I've got 15 run time samples from each language, and the mean and standard deviation from each. How can I determine whether there is a statistically significant difference between them?
 A: It sounds like what you want is to use a t-test (here is the wikipedia page).
If you do not assume your observations distribute normally then try this, the Mann-Whitney U test,  (but it can not be computed from mean/sd alone).
Make sure that your observations are independent, so that the validity of the t-test is preserved.
Good luck, and read more about this before you do things!
A: A permutation test is another possibility, although I think for the problem you describe the alternatives that have been mentioned will be superior.
A: If your run time samples for each language are roughly normally distributed* (which is likely the case), then you could use a t-test, in particular, an independent two-sample t-test with unequal variances.
If you have R installed, you could do this by running t.test(x = c_sharp_samples, y = java_samples).
If, however, you want to run the test by hand, first calculate:


*

*$t = \frac{\bar{X_1} - \bar{X_2}}{s_{\bar{X_1} - \bar{X_2}}}$, where $s_{\bar{X_1} - \bar{X_2}} = \sqrt{\frac{s_1^2}{n_1} + \frac{s_2^2}{n_2}}$ and $\bar{X_1}$ is the sample mean of the C# samples, $s_1$ is the sample standard deviation of the C# samples, $n_1$ is the number of C# samples, and so on.

*$df = \frac{(s_1^2 / n_1 + s_2^2 / n_2)^2}{(s_1^2 / n_1)^2 / (n_1 - 1) + (s_2^2 / n_2)^2 / (n_2 - 1)}$.
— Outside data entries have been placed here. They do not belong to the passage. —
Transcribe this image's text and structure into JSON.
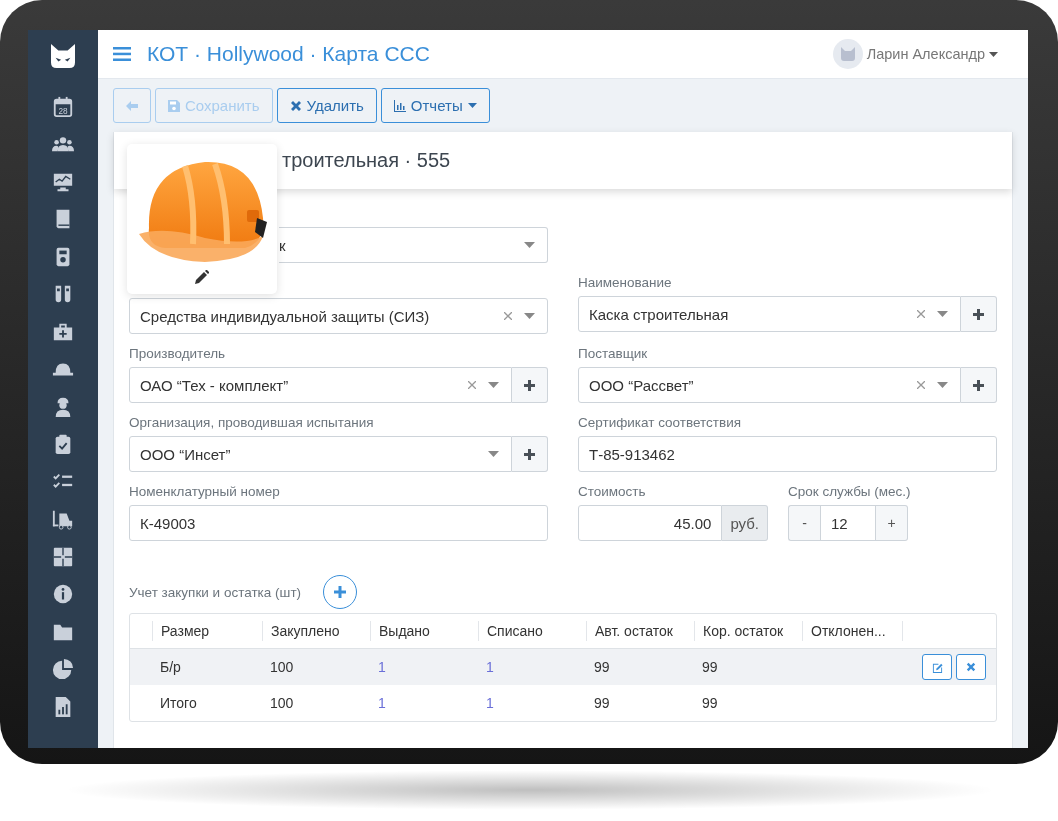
{
  "sidebar": {
    "items": [
      {
        "kind": "calendar",
        "day": "28"
      },
      {
        "kind": "users"
      },
      {
        "kind": "monitor"
      },
      {
        "kind": "book"
      },
      {
        "kind": "device"
      },
      {
        "kind": "flasks"
      },
      {
        "kind": "firstaid"
      },
      {
        "kind": "hardhat"
      },
      {
        "kind": "worker"
      },
      {
        "kind": "clipboard"
      },
      {
        "kind": "checklist"
      },
      {
        "kind": "forklift"
      },
      {
        "kind": "puzzle"
      },
      {
        "kind": "info"
      },
      {
        "kind": "folder"
      },
      {
        "kind": "pie"
      },
      {
        "kind": "filechart"
      }
    ]
  },
  "header": {
    "breadcrumb": "КОТ · Hollywood · Карта ССС",
    "user": "Ларин Александр"
  },
  "toolbar": [
    {
      "kind": "back",
      "disabled": true
    },
    {
      "kind": "save",
      "label": "Сохранить",
      "disabled": true
    },
    {
      "kind": "delete",
      "label": "Удалить",
      "disabled": false
    },
    {
      "kind": "reports",
      "label": "Отчеты",
      "disabled": false
    }
  ],
  "card": {
    "title": "троительная · 555"
  },
  "form": {
    "rows": [
      [
        [
          {
            "kind": "select",
            "value": "к",
            "clearable": false,
            "addable": false
          }
        ]
      ],
      [
        [
          {
            "kind": "select",
            "value": "Средства индивидуальной защиты (СИЗ)",
            "clearable": true,
            "addable": false
          }
        ],
        [
          {
            "kind": "select",
            "label": "Наименование",
            "value": "Каска строительная",
            "clearable": true,
            "addable": true
          }
        ]
      ],
      [
        [
          {
            "kind": "select",
            "label": "Производитель",
            "value": "ОАО “Тех - комплект”",
            "clearable": true,
            "addable": true
          }
        ],
        [
          {
            "kind": "select",
            "label": "Поставщик",
            "value": "ООО “Рассвет”",
            "clearable": true,
            "addable": true
          }
        ]
      ],
      [
        [
          {
            "kind": "select",
            "label": "Организация, проводившая испытания",
            "value": "ООО “Инсет”",
            "clearable": false,
            "addable": true
          }
        ],
        [
          {
            "kind": "text",
            "label": "Сертификат соответствия",
            "value": "Т-85-913462"
          }
        ]
      ],
      [
        [
          {
            "kind": "text",
            "label": "Номенклатурный номер",
            "value": "К-49003"
          }
        ],
        [
          {
            "kind": "price",
            "label": "Стоимость",
            "value": "45.00",
            "unit": "руб."
          },
          {
            "kind": "stepper",
            "label": "Срок службы (мес.)",
            "value": "12",
            "decrement": "-",
            "increment": "+"
          }
        ]
      ]
    ]
  },
  "purchases": {
    "label": "Учет закупки и остатка (шт)",
    "columns": [
      "Размер",
      "Закуплено",
      "Выдано",
      "Списано",
      "Авт. остаток",
      "Кор. остаток",
      "Отклонен..."
    ],
    "rows": [
      {
        "cells": [
          {
            "kind": "text",
            "text": "Б/р"
          },
          {
            "kind": "text",
            "text": "100"
          },
          {
            "kind": "link",
            "text": "1"
          },
          {
            "kind": "link",
            "text": "1"
          },
          {
            "kind": "text",
            "text": "99"
          },
          {
            "kind": "text",
            "text": "99"
          }
        ],
        "selected": true,
        "actions": true
      },
      {
        "cells": [
          {
            "kind": "text",
            "text": "Итого"
          },
          {
            "kind": "text",
            "text": "100"
          },
          {
            "kind": "link",
            "text": "1"
          },
          {
            "kind": "link",
            "text": "1"
          },
          {
            "kind": "text",
            "text": "99"
          },
          {
            "kind": "text",
            "text": "99"
          }
        ],
        "selected": false,
        "actions": false
      }
    ]
  }
}
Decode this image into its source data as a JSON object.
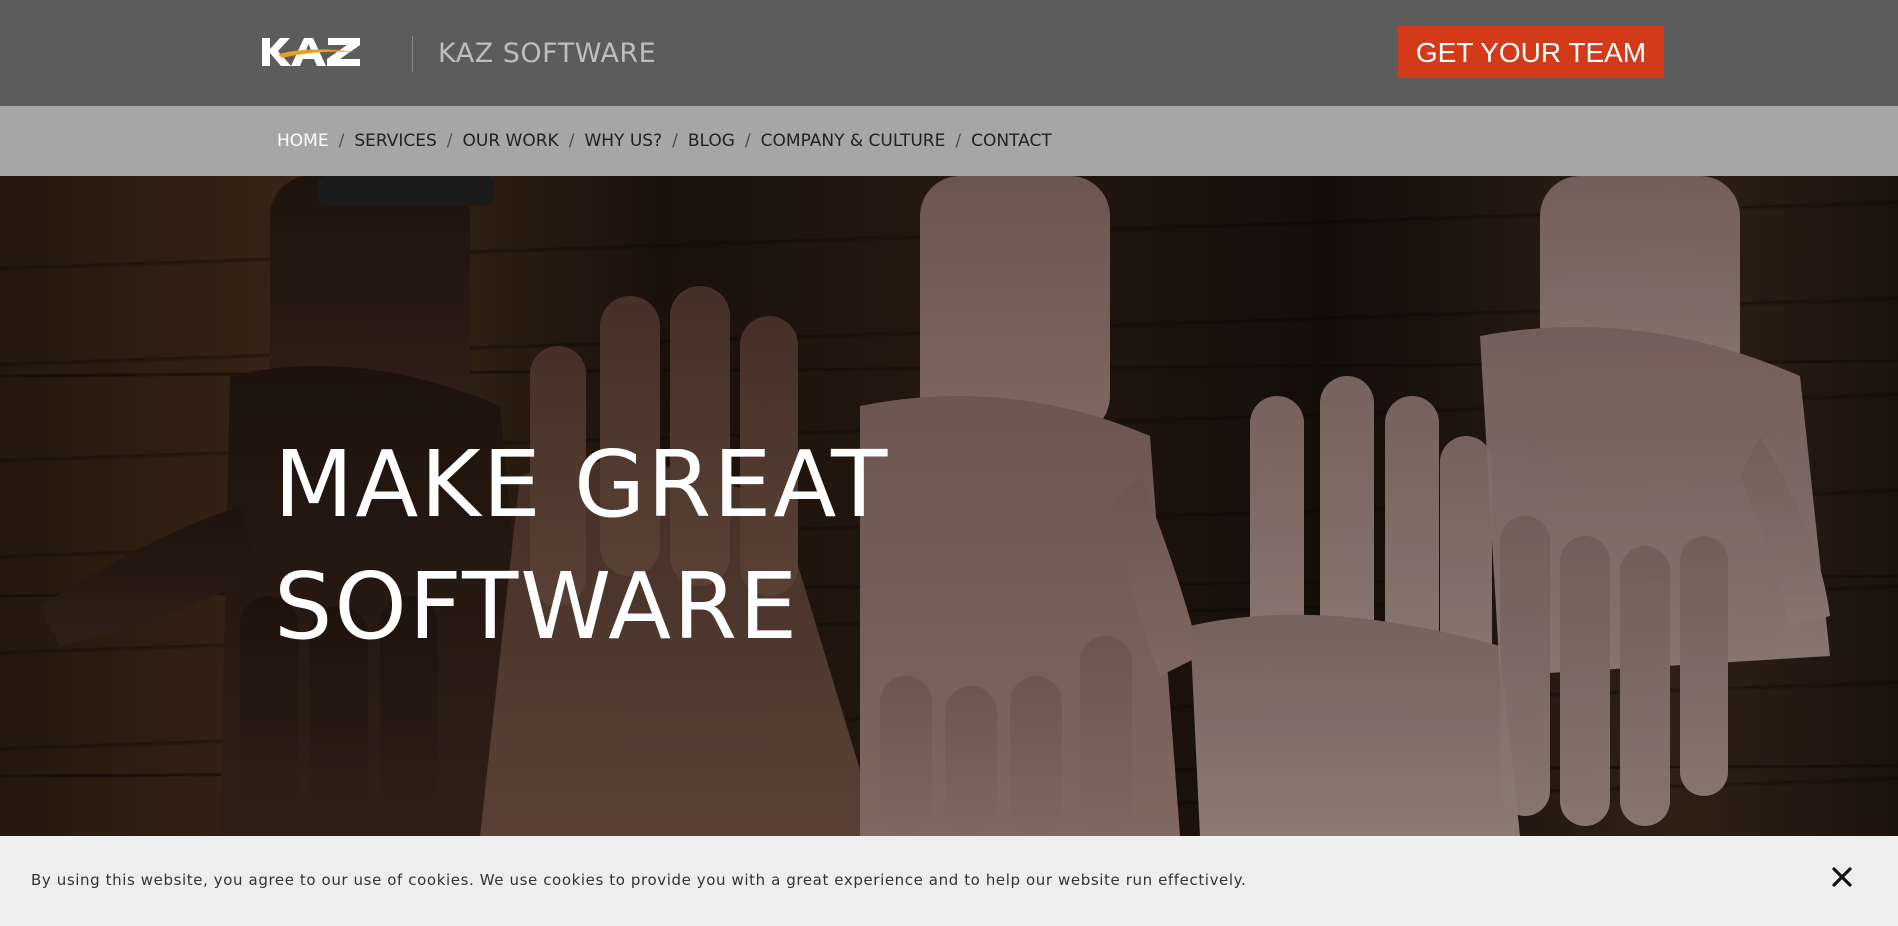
{
  "header": {
    "logo_text": "KAZ",
    "brand_name": "KAZ SOFTWARE",
    "cta_label": "GET YOUR TEAM"
  },
  "nav": {
    "items": [
      {
        "label": "HOME",
        "active": true
      },
      {
        "label": "SERVICES",
        "active": false
      },
      {
        "label": "OUR WORK",
        "active": false
      },
      {
        "label": "WHY US?",
        "active": false
      },
      {
        "label": "BLOG",
        "active": false
      },
      {
        "label": "COMPANY & CULTURE",
        "active": false
      },
      {
        "label": "CONTACT",
        "active": false
      }
    ],
    "separator": "/"
  },
  "hero": {
    "title_line1": "MAKE GREAT",
    "title_line2": "SOFTWARE"
  },
  "cookie": {
    "text": "By using this website, you agree to our use of cookies. We use cookies to provide you with a great experience and to help our website run effectively.",
    "close_icon": "close-icon"
  },
  "colors": {
    "header_bg": "#5c5c5c",
    "nav_bg": "#a6a6a6",
    "cta_bg": "#d23a1a",
    "logo_accent": "#e8a020",
    "cookie_bg": "#eeeeee"
  }
}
Then $t$ (approximately) follows a Student's t distribution with $df$ degrees of freedom, so  lookup $t$ in the appropriate table (or using some t distribution calculator).
*Even if your run time samples for each language aren't normally distributed, 15 samples is probably enough for a normal approximation (i.e., the CLT) to kick in, so you should be fine. But if you want to be formal about it and don't want to make this normal assumption, you could use the (non-parametric) Mann Whitney Test instead.